Kaplan-Meier plots graphExamples of good and bad hazard ratios, as shown in Kaplan-Meier plots. The Y-axis is the proportion of patients that have yet to have a bad outcome, so the higher the line stays across time, the better the strategy. In the left plot, the relative risk to group A is far less than group B, suggesting strategy A is superior. In the right plot, the relative risk to group A and B are about the same, so there is no benefit of strategy A over B.

That last paragraph describing minimizing hazard ratios is also an objective function; however, minimizing hazard ratios is an exceptionally elusive objective for AI solutions. There are two ways to trial AI solutions: 1. Prospectively, meaning AI selects the strategy, or 2. Retrospectively, wherein previously administered strategies are re-analyzed using an AI tool. Recall that building AI using machine learning requires training and testing phases.

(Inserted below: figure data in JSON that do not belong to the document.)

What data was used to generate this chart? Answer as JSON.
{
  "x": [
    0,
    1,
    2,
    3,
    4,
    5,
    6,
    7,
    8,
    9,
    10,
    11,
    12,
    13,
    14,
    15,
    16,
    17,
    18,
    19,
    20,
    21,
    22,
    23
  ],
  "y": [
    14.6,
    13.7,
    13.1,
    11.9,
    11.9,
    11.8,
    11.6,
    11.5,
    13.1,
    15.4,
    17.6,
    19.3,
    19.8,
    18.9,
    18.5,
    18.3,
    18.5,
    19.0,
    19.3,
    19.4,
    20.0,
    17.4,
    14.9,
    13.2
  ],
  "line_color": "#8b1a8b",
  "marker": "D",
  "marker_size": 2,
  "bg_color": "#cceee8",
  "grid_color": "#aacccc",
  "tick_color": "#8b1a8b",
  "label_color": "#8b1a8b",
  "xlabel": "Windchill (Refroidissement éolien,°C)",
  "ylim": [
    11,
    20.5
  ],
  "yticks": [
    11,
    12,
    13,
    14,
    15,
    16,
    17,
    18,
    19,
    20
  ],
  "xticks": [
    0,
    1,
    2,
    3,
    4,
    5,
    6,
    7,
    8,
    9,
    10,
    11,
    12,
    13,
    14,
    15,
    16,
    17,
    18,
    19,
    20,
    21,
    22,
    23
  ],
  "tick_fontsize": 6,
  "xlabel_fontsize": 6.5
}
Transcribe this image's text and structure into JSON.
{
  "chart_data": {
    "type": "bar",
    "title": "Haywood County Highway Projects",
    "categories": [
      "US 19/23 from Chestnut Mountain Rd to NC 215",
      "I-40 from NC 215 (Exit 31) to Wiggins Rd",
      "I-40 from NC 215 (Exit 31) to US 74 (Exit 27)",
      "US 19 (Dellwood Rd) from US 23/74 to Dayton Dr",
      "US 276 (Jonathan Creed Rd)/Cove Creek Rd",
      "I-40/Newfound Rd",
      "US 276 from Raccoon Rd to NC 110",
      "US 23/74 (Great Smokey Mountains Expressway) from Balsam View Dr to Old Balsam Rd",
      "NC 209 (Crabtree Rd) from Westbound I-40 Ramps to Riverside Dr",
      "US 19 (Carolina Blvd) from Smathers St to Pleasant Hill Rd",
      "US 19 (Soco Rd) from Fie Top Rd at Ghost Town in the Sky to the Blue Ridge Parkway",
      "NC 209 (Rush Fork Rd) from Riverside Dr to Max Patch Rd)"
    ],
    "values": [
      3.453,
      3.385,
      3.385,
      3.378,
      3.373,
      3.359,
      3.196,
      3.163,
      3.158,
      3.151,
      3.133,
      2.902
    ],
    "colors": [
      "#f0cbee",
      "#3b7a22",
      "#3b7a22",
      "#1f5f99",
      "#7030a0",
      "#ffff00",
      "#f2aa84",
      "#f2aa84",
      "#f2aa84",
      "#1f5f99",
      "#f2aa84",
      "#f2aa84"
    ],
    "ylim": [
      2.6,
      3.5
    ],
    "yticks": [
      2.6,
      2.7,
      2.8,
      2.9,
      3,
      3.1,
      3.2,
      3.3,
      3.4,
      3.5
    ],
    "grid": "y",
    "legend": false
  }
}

Obviously, training and testing AI prospectively is unethical: No one is comfortable treating patients randomly until algorithms have enough data to make decisions. Training algorithms on retrospective data and testing them prospectively is a reasonable goal. However, this remains a futuristic one. The medical community is ethically bound to retain human clinicians as the ultimate decision makers if only to avoid diagnoses of having “network connectivity problems.” Even training retrospectively and testing retrospectively is a frontier for AI in healthcare: Successes are lauded in top-tier journals, such as suggesting reduction of chemotherapy using breast cancer risk-scores, or optimizing antisepsis therapy, or as an example from my group, we demonstrated combining drug target assays to better predict response. The value of these as standalone tools to reduce risk has not been (and probably will not be) shown prospectively.

AI should spark joy for doctors

In the near-term, the value of AI-driven novel insights is in decision-support. AI will not replace clinicians any time soon but instead will condense vast amounts of data down to human scale understanding for their use. Whether that’s by using databases to suggest treatment options, generating informative biomarkers, or directly providing risk assessments, the same goal applies: If incorporating these tools is practice-changing, then they are valuable.

Ultimately AI solutions, whether expert-systems or from data mining, are similar to any other medical technology: As they improve, we should be provided with better, safer, cheaper, more accessible, or more consistent care. The excitement surrounding AI in healthcare is the promise that it is a vehicle to accelerate our pace toward these goals. I implore everyone involved in pressing this accelerator to make sure they’re pointed in the right direction first.